What surprised you the most while hosting the meetups?

When the CEO of Reddit, Steve Huffman, came to the meetup. He was there for a couple of hours just hanging out with the rest of the attendees, having beers, before I ever realized who he was. Hamilton knew right away, but he also knew not to tell me, because he knows I’m a fucking fan-boy and would probably make a fool of myself. That’s the best pal for you, right there.

What excites you about your job?  

What I love best about my job is I teach people about what we do at Okta. I’m a teacher, consultant, showman… I love to teach. So I have a great time doing it. I also love my company and coworkers, and the culture and values of our executives model. That’s sometimes hard to find in a company, but should always be considered when looking for a career move.

What was the biggest risk you’ve taken in your life?

I’d say moving on from a company that I was really comfortable with, could do my job on cruise control, still even had fun, but knew I was not being challenged. But not just “oh, this is not challenging,” but instead

recognizing the repercussions of being comfortable and complacent.

That I could be left behind technically and my skill set would become obsolete. So for me, it was making the decision after being with a company for 15+ years that it was time to move on to other opportunities that may prove to be more rewarding professionally and personally.

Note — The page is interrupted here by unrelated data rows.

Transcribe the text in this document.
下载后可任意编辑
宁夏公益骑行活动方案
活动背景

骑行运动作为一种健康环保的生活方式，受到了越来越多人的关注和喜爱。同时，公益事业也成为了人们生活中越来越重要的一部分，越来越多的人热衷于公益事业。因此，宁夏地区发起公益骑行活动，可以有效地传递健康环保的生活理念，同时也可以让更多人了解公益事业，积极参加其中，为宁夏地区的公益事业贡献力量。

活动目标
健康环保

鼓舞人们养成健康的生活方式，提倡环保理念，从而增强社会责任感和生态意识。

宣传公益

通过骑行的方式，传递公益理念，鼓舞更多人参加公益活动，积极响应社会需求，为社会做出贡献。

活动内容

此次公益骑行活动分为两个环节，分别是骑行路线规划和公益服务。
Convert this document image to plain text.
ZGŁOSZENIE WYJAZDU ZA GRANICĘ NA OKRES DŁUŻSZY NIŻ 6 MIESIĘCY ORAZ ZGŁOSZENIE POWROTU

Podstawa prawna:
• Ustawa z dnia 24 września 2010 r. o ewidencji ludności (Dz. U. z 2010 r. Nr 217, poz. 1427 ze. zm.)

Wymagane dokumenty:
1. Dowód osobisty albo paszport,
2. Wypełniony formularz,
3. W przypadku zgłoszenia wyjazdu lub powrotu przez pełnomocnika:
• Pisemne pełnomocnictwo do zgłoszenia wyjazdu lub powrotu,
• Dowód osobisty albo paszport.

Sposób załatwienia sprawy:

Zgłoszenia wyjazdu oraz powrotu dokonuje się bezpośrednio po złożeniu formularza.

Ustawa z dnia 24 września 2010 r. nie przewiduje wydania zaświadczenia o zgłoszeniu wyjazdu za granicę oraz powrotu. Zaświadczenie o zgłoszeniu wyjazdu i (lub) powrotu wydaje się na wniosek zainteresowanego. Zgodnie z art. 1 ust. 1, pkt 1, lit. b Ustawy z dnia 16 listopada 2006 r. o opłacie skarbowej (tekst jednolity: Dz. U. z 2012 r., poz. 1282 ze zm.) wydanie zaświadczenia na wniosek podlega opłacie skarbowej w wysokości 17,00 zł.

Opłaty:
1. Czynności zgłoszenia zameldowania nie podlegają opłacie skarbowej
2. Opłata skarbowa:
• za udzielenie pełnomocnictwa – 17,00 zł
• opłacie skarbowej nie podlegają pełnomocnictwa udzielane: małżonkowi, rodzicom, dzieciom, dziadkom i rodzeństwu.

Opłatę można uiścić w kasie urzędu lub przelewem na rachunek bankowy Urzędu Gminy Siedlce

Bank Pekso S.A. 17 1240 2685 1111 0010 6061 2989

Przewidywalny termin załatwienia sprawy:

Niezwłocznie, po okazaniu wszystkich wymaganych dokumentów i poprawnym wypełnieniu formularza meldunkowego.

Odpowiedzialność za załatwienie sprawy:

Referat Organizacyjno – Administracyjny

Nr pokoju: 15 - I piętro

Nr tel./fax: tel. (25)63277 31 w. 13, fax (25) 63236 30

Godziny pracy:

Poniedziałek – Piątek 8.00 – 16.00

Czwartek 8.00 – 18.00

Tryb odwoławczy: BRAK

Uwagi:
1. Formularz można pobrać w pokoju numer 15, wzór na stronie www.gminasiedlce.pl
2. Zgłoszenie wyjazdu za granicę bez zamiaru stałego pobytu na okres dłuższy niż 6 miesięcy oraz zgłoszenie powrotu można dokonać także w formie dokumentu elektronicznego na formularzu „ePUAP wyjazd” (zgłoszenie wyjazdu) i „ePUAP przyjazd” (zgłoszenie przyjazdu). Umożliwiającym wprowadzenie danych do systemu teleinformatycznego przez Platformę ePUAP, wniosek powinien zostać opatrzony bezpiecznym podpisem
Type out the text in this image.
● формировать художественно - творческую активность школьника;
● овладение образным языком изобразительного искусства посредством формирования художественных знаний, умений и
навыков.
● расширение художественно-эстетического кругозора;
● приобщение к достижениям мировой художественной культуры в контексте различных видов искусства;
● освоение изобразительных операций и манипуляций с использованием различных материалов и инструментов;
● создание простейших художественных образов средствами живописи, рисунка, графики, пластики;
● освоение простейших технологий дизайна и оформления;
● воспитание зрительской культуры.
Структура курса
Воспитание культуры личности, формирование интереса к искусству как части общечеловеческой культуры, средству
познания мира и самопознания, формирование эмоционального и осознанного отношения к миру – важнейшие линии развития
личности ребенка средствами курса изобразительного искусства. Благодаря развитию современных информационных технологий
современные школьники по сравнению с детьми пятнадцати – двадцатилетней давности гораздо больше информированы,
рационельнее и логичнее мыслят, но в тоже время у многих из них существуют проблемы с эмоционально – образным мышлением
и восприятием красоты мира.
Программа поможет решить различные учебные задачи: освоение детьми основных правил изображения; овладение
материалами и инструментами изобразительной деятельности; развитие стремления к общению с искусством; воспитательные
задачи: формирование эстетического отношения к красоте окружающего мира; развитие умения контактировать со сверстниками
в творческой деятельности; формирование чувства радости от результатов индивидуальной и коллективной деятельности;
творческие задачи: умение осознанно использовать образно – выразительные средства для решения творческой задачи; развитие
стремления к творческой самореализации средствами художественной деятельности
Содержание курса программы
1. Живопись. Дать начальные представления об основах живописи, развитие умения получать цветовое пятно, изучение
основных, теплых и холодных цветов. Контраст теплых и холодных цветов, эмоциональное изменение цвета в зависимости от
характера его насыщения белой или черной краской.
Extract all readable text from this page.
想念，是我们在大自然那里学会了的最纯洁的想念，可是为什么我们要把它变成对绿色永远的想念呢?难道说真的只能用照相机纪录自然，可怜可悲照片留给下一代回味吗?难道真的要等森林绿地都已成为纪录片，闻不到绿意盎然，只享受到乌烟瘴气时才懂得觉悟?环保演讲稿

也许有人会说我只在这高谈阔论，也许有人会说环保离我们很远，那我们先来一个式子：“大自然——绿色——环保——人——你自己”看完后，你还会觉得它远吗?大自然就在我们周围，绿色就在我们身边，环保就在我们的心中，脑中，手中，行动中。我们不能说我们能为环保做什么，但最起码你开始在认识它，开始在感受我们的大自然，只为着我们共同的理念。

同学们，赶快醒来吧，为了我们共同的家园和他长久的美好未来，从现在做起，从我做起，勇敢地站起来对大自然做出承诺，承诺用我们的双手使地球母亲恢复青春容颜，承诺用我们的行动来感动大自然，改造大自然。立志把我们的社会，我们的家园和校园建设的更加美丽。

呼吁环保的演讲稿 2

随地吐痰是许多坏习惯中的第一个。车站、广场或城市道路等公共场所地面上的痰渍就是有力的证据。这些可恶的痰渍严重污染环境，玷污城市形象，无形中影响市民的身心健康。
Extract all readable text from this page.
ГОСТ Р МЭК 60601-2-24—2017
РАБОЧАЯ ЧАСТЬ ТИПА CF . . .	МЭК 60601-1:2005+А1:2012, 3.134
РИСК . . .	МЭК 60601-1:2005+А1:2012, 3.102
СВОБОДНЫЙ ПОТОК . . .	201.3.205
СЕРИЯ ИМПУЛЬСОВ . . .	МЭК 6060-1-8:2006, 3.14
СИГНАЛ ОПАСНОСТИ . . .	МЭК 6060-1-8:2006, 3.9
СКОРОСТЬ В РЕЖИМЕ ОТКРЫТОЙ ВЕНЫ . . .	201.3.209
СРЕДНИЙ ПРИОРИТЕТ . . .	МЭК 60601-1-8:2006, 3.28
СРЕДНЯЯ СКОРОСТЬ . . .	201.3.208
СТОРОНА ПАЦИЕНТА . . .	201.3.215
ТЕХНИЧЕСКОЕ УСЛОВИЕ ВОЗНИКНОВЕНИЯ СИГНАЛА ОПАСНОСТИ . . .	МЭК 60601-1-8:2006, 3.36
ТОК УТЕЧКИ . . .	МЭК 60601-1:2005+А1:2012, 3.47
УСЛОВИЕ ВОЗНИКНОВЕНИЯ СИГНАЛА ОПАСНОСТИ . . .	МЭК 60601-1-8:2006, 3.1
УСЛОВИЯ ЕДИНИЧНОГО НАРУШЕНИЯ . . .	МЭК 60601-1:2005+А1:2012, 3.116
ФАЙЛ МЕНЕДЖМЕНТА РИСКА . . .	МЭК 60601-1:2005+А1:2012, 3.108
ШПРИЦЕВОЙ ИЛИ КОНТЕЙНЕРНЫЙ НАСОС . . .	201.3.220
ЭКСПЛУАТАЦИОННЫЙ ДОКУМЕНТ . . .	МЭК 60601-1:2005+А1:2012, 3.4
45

What’s the biggest lesson you’ve learned from working in tech?

Biggest lesson is getting to know people. So much of my success has been because of the opportunities I’ve had because of the people I know.

And I hope that others can say the same of me and the opportunities I may have brought to them via the connection we’ve made. And it’s not only about “the people you know NOW.” It’s also very much about the people you can potentially know.

And to know more people, it’s going to take some effort. This Reddit meetup provides an opportunity to apply that effort but in an environment that may be less stressful. I mean, it’s a bar. There are libations, although that is not required for the meetup.